U.S. District Court Judge Shira Scheindlin was scheduled to hear summations in the lengthy trial Monday. She must then examine more than 7,000 pages of trial record and may order major changes to the policy, reforms that could have a nationwide impact on how police departments operate.
More than 5 million stops have been made in New York in the past decade, mostly of black and Hispanic men. Police must have reasonable suspicion to stop someone, a standard lower than probable cause needed to justify an arrest. Only about 10 percent result in arrests.
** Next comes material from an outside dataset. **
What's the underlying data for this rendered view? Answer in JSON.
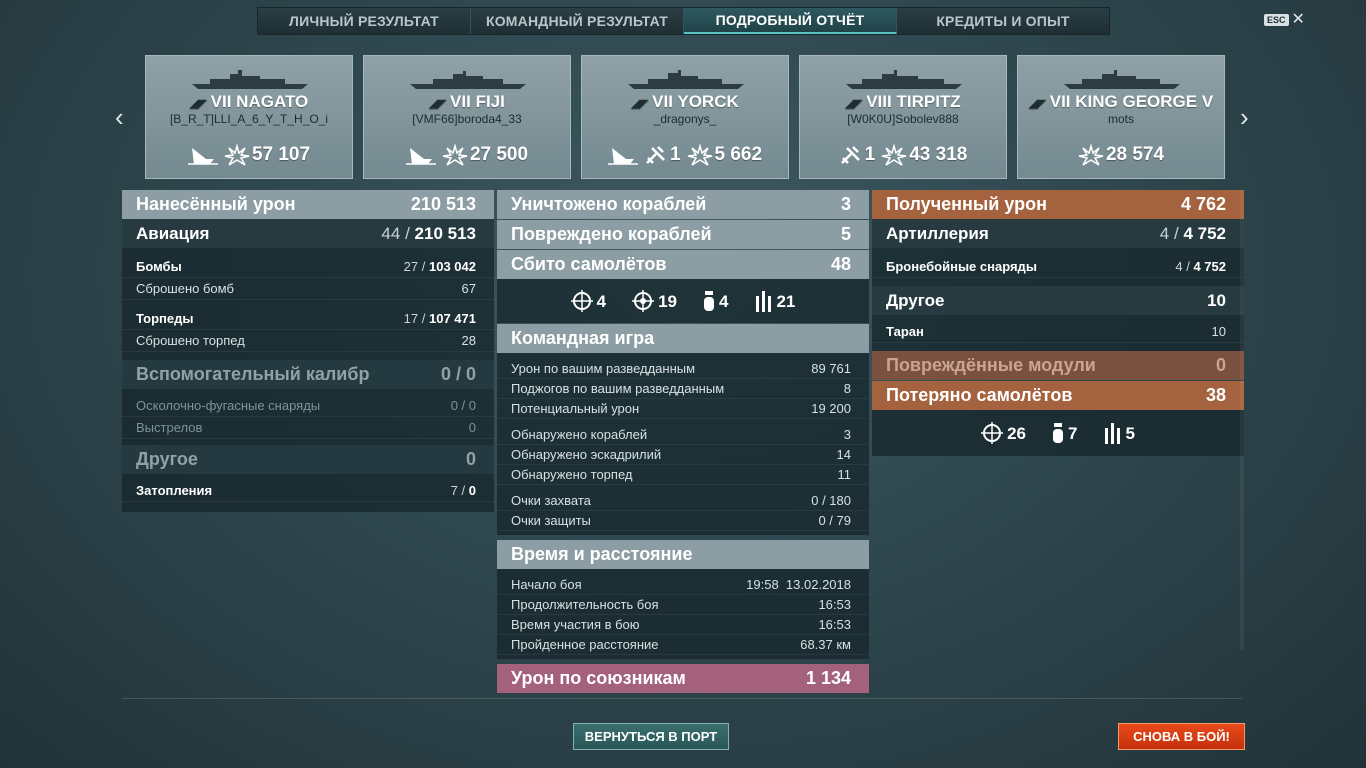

About a dozen black and Hispanic men told the judge of disturbing and uncomfortable encounters with police that left them feeling confused, angry and scared. One witness, 24-year-old Nicholas Peart from Harlem, wept on the stand as he described how he was handcuffed and put into the back of a squad car. A teenager told how he was stopped walking down the street. In each instance, the witnesses said they could find no basis for the stops other than they were minorities. But many of the officers who did the stopping also explained their legal reasoning.
Lawyers for the men who sued police say officers are making illegal stops in part because they felt pressure from superiors instituting illegal quotas. Some officers testified said they were punished for not making enough stops and were harassed by fellow officers upset they had blown the whistle. Yet others said no quotas existed and they never felt pressure to make a stop.
The trial has provided a rare window into the NYPD, with about a dozen officials testifying on how they do their jobs. Officers are told to stop the “the right people, at the right time in the right location,” a phrase first heard in the early days of the case on a secret recording made by one whistleblower officer during a heated exchange over his performance evaluation. Since then, it has been repeated by nearly every official who testified.
“It’s a tool that needs to be used properly, and as borough commanders you should have adequate checks and balances in place, and you should be looking at them with your staff,” said Deputy Chief James Hall, who is in charge of patrol. “There is a focus on when it is used … right time, right location, you know, right individual.”
Police have said the phrase means the location where crimes have been occurring, at the time they have been occurring, and an individual who matches the description of a crime suspect, or someone who appears about to commit a crime. Lawyers for the men who have sued say, though, that the phrase is code for targeting blacks and Hispanics in poor neighborhoods.
Plaintiffs say a court monitor must be appointed to facilitate changes in training, supervision and the documentation of street stops. An expert for the city testified that the department has already enough checks and balances already in place.
The tactic has become a city flashpoint, with the mayor and police commissioner defending it is a necessary crime-fighting tool, and other city lawmakers calling for major change.